1. Clean Your Pipe First

No matter what pipe repair method you choose, the success of the repair depends largely on getting the patching material to stick to your pipe. Cast iron pipes are often dirty and corroded, however, so you'll need to clean the pipe before making the repair. When working in tight spaces or at a joint, it's easiest to use a wire brush or sandpaper to remove the corrosion and clean the pipe. After cleaning, use a vacuum cleaner to remove the remaining dust and debris.

If you're working on a larger section of pipe that you can easily reach, use a palm sander to make cleaning the pipe faster and easier. Work carefully when using a power sander, however. You don't want to sand a weak area of the pipe too much and turn a crack into a hole. Once the pipe is clean, you have several patching options.

2. Use 2-Part Epoxy Systems

Whether you're fixing a small hole or a leaky joint, two-part steel epoxy systems, like the popular JB Weld, work well. After cleaning the pipe, mix the two epoxy components together as directed and smooth them onto the pipe with a putty knife. If you're sealing a joint, it may be easier to throw on a pair of disposable gloves and smooth the epoxy in place with your fingers. Work carefully but fairly quickly. You want the epoxy to spread smoothly onto the pipe, and it will start to harden if you take too long.

Allow the epoxy to fully cure, as directed. This can take anywhere from a few hours to a full day depending on the specific product you use. When it has fully cured, consider spraying the pipe with a rust-inhibiting primer and then a coat of enamel paint. This will inhibit further rust and give your repair a bit of protection.

3. Use A Repair Bandage

If you're dealing with a hole, a water-activated repair bandage can have you fixed up in about 30 minutes. Bandage repair kits contain two components. The first is a putty that you knead for several seconds until it becomes a uniform color, then press it firmly over the hole.

The second part of the kit is the bandage, which looks much like an Ace bandage that you would wrap around a sprained ankle. In two to five minutes before the putty dries, dunk the entire bandage roll in a bucket of water to wet it. Then, wrap the wet bandage around the pipe and putty, extending the bandage a bit beyond the putty on each side. You want to cover the area with about 12 to 15 wraps of the bandage and keep the bandage taut while you work.

After wrapping, wet your hands and then smooth and squeeze the bandage until resin stops squeezing out of it. It's a good idea to wear gloves while you do this.

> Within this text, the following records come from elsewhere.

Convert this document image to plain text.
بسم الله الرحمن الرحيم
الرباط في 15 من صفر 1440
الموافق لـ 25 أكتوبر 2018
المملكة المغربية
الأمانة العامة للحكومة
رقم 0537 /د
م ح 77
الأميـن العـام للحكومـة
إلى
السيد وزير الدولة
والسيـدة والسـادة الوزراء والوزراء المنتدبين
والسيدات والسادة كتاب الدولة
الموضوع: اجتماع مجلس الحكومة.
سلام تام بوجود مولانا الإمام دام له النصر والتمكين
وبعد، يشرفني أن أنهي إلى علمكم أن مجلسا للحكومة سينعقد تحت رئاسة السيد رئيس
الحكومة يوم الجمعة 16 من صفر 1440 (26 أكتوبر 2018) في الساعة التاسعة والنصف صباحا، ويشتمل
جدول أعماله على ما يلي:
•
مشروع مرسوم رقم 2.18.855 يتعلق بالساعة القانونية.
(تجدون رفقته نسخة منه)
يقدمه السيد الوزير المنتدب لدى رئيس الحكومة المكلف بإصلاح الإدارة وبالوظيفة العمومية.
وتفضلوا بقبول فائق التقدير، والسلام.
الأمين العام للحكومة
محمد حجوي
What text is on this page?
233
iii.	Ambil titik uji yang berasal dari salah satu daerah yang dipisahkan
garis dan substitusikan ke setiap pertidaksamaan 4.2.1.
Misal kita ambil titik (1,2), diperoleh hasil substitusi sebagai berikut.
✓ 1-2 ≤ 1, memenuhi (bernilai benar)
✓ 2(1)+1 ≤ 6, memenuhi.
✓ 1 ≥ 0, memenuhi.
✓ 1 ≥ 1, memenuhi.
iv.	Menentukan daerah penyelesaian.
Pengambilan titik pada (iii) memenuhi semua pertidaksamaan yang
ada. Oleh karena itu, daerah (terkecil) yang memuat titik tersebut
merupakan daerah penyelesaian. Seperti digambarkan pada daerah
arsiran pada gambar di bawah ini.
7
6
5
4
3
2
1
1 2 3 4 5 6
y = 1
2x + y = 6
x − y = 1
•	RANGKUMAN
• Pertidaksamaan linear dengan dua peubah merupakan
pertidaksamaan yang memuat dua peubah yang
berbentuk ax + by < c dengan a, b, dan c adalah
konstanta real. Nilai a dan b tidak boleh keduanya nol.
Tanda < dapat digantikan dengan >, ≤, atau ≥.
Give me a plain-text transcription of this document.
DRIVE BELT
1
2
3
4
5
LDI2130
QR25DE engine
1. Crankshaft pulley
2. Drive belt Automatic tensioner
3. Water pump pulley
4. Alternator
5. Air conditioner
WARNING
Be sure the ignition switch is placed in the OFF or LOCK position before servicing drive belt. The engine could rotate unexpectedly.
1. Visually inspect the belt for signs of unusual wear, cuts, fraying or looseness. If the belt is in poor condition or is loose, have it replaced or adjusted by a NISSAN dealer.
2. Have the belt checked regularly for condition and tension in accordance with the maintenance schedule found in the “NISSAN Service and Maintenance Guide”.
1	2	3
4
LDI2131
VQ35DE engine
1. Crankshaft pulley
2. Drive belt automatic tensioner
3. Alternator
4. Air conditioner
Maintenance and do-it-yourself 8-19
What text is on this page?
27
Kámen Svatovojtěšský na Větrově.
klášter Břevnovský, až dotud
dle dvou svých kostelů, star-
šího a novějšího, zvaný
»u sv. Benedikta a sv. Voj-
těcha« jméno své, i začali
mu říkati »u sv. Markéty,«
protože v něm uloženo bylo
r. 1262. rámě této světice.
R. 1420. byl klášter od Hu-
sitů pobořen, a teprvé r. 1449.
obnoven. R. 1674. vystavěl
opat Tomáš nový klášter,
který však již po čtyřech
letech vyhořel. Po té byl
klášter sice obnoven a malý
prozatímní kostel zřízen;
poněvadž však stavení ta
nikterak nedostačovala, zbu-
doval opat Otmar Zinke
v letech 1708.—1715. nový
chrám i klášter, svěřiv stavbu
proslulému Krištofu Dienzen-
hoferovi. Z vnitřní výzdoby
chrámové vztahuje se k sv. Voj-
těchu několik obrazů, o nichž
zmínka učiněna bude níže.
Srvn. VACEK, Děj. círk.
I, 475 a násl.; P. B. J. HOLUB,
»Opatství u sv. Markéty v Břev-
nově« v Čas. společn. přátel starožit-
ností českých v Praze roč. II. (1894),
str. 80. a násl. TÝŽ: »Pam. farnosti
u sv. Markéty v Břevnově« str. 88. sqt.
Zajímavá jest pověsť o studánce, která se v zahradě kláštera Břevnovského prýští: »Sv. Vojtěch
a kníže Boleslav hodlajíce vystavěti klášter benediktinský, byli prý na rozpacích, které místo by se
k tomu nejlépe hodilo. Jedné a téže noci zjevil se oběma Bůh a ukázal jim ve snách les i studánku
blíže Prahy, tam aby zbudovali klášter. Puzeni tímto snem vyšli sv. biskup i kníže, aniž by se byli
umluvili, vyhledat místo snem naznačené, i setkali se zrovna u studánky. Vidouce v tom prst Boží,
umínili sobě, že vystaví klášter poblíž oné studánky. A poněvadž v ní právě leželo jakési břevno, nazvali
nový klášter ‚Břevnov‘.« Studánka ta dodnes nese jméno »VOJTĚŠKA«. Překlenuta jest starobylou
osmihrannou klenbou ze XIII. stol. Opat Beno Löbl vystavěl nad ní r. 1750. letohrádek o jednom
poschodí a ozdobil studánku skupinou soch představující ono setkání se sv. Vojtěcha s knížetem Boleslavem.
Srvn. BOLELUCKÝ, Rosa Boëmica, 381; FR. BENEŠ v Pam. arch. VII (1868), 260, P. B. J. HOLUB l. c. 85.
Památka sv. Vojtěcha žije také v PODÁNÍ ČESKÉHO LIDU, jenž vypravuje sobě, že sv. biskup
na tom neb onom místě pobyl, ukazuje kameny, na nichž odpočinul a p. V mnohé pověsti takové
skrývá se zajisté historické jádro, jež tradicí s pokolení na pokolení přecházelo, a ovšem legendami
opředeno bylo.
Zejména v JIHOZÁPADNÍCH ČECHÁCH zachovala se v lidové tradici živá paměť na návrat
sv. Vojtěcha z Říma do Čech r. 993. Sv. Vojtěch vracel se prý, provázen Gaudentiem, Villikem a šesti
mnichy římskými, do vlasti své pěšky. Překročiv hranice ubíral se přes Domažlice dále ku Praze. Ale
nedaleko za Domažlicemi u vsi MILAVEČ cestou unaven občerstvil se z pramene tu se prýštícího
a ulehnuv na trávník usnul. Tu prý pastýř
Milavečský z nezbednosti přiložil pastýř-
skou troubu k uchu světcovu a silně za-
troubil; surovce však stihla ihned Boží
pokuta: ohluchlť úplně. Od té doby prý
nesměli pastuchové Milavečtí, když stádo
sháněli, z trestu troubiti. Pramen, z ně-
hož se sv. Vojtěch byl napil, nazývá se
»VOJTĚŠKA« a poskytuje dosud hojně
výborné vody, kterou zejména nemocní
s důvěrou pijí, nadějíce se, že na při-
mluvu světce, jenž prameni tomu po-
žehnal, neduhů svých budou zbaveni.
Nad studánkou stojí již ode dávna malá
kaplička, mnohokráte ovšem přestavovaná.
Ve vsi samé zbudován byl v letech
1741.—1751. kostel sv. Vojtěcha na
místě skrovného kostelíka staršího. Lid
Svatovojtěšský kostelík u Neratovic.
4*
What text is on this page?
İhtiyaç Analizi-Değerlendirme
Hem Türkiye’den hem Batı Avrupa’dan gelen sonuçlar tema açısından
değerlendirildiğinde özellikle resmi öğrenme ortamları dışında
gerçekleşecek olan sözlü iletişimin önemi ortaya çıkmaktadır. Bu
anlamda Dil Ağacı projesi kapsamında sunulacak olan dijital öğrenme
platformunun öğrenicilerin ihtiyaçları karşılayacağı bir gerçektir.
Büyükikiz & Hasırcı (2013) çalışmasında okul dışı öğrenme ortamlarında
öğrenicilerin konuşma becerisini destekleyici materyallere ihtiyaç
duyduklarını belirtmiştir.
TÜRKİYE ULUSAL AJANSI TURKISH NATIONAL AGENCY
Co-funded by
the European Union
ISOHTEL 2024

Then, it's just a matter of letting your repair dry for 30 minutes before you begin using the pipe again.

4. Use Pipe Clamps

A pipe clamp is essentially a sleeve of pipe with a rubber interior and bolts to secure the clamp onto the pipe. When you remove the bolts, you can open the clamp like a clamshell and then close it over the pipe. When the clamp is properly positioned over the leak, put the bolts back in the clamp and tighten them.

Some clamp manufacturers recommend loosely installing the clamp next to the leak rather than over it and then sliding the clamp into place before final tightening. If so, it's a good idea to lubricate the inside of the clamp and the pipe itself with a little soapy water. This repair isn't difficult, but you must make sure you get the correct clamp size for your pipe.